I now live in Raanana, Israel. Where the telephone country code is +972 and the area code is 9. If you want to reach me by phone from the US, you are supposed to dial an international access code (e.g. 011), a country code (972), an area code (9) and finally my home number. A tedious and relatively expensive process.

This international dialing standards and the associated country/area codes have been in place for almost a century. But what was true several years ago is no longer true today. The Internet changed our phone service forever. All thanks to a technology called ‘Voice over Internet Protocol’ (or VoIP).
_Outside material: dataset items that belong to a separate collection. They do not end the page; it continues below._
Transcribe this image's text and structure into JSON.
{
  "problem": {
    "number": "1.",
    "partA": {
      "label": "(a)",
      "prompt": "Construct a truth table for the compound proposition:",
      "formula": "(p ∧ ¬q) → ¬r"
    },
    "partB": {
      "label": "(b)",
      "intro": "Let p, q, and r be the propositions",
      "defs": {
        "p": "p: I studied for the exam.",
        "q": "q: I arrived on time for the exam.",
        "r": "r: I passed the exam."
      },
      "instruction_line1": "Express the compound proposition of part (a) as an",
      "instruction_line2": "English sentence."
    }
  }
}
Shortly before we left Cupertino we switched our phone service to Vonage. They are an upstart phone  company that uses VoIP technology.  When you become a Vonage subscriber, you get a small box that connects to your local area network (LAN). It converts a regular Internet connection to a phone line that carries your personal phone number – in my case with a US area code of 408.

As soon as we arrived in Raanana, I connected the small Vonage box to the Internet and attached a phone to it. I picked up the phone and got a dial-tone. I can now dial any US number as if I were still in Cupertino. And when that phone rings, it is someone who dialed our 408 US home number… It works like magic!
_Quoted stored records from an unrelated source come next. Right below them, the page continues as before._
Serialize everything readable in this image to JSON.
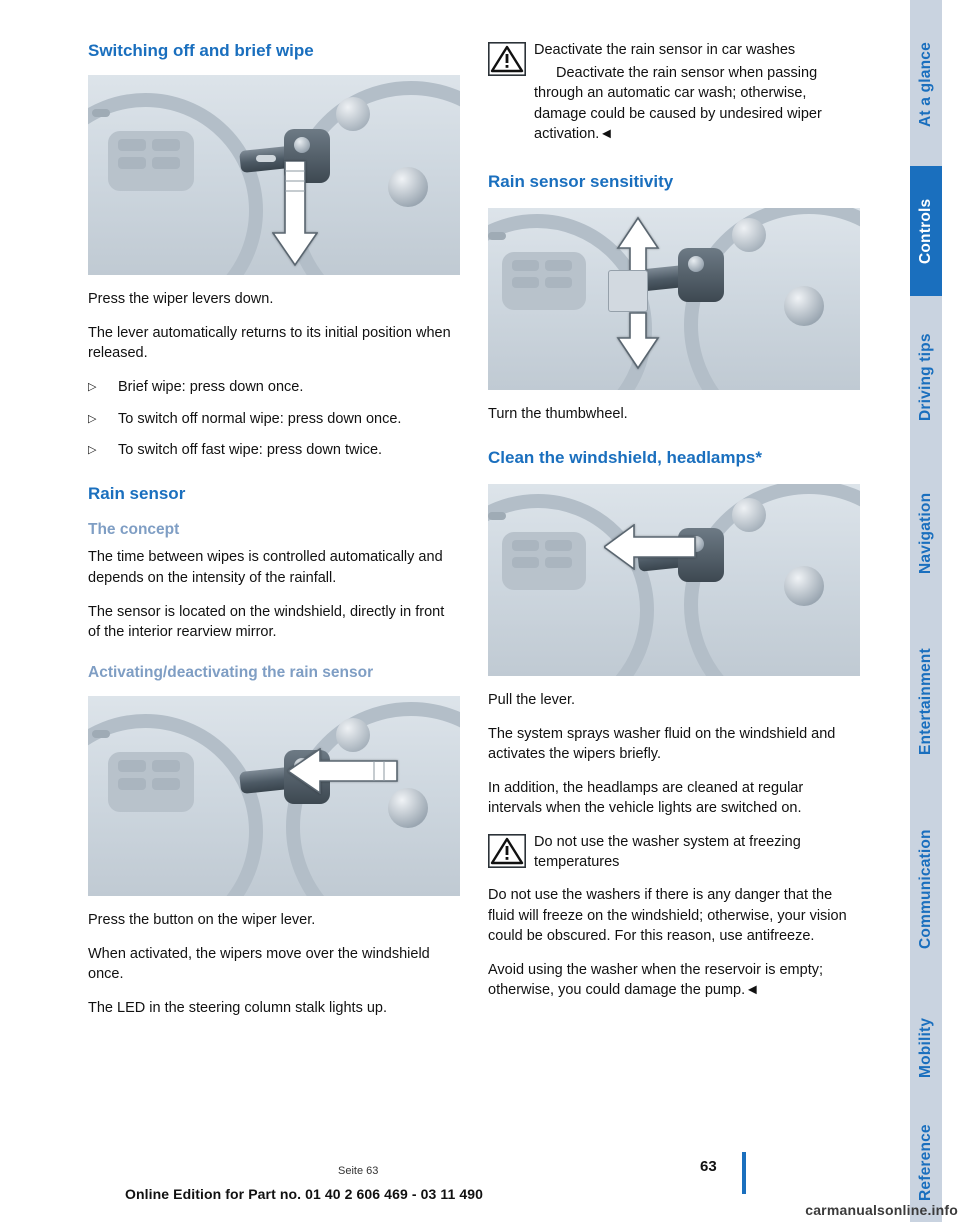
{
  "document": {
    "page_number": "63",
    "footer_text": "Online Edition for Part no. 01 40 2 606 469 - 03 11 490",
    "seat_note": "Seite 63",
    "watermark": "carmanualsonline.info"
  },
  "tabs": [
    {
      "label": "At a glance",
      "color": "#c9d3e0",
      "text_color": "#1a6fbe",
      "active": false
    },
    {
      "label": "Controls",
      "color": "#1a6fbe",
      "text_color": "#ffffff",
      "active": true
    },
    {
      "label": "Driving tips",
      "color": "#c9d3e0",
      "text_color": "#1a6fbe",
      "active": false
    },
    {
      "label": "Navigation",
      "color": "#c9d3e0",
      "text_color": "#1a6fbe",
      "active": false
    },
    {
      "label": "Entertainment",
      "color": "#c9d3e0",
      "text_color": "#1a6fbe",
      "active": false
    },
    {
      "label": "Communication",
      "color": "#c9d3e0",
      "text_color": "#1a6fbe",
      "active": false
    },
    {
      "label": "Mobility",
      "color": "#c9d3e0",
      "text_color": "#1a6fbe",
      "active": false
    },
    {
      "label": "Reference",
      "color": "#c9d3e0",
      "text_color": "#1a6fbe",
      "active": false
    }
  ],
  "left_column": {
    "heading": "Switching off and brief wipe",
    "figure_1_caption": "wiper-stalk-down-arrow",
    "paragraphs": [
      "Press the wiper levers down.",
      "The lever automatically returns to its initial po‑ sition when released."
    ],
    "para_1": "Press the wiper levers down.",
    "para_2": "The lever automatically returns to its initial position when released.",
    "bullets": [
      "Brief wipe: press down once.",
      "To switch off normal wipe: press down once.",
      "To switch off fast wipe: press down twice."
    ],
    "rain_sensor_heading": "Rain sensor",
    "concept_heading": "The concept",
    "concept_para_1": "The time between wipes is controlled automatically and depends on the intensity of the rainfall.",
    "concept_para_2": "The sensor is located on the windshield, directly in front of the interior rearview mirror.",
    "activating_heading": "Activating/deactivating the rain sensor",
    "figure_2_caption": "wiper-stalk-button-arrow",
    "activating_para_1": "Press the button on the wiper lever.",
    "activating_para_2": "When activated, the wipers move over the windshield once.",
    "activating_para_3": "The LED in the steering column stalk lights up."
  },
  "right_column": {
    "warning_1": {
      "icon": "warning-triangle-icon",
      "title": "Deactivate the rain sensor in car washes",
      "body": "Deactivate the rain sensor when passing through an automatic car wash; otherwise, damage could be caused by undesired wiper activation.◄"
    },
    "sensitivity_heading": "Rain sensor sensitivity",
    "figure_3_caption": "thumbwheel-up-down-arrows",
    "sensitivity_para": "Turn the thumbwheel.",
    "clean_heading": "Clean the windshield, headlamps*",
    "figure_4_caption": "wiper-stalk-pull-arrow",
    "clean_para_1": "Pull the lever.",
    "clean_para_2": "The system sprays washer fluid on the windshield and activates the wipers briefly.",
    "clean_para_3": "In addition, the headlamps are cleaned at regular intervals when the vehicle lights are switched on.",
    "warning_2": {
      "icon": "warning-triangle-icon",
      "title": "Do not use the washer system at freezing",
      "title_line2": "temperatures",
      "body_1": "Do not use the washers if there is any danger that the fluid will freeze on the windshield; otherwise, your vision could be obscured. For this reason, use antifreeze.",
      "body_2": "Avoid using the washer when the reservoir is empty; otherwise, you could damage the pump.◄"
    }
  },
  "colors": {
    "heading_blue": "#1a6fbe",
    "subheading_blue": "#7f9ec4",
    "tab_inactive": "#c9d3e0",
    "tab_active": "#1a6fbe",
    "body_text": "#111111"
  }
}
I am sure that some of my fellow geeks out there are smiling now – of course VoIP technology works, what’s the big deal? Well, it is a big deal when you experience it on a personal level. For almost twenty years the 408 area code was part of my identity. It meant I live in California, in the heart of Silicon Valley. Having a 408 area code meant I live in the core of Silicon Valley, not in the ‘periphery’ like those who were forced to switch to a 650 area code, or even 510.

But now I live in Israel, and I have a 408 area code phone number. Am I living in a virtual Silicon Valley? Or should the age old association between an area code and a geographical area be simply tossed away?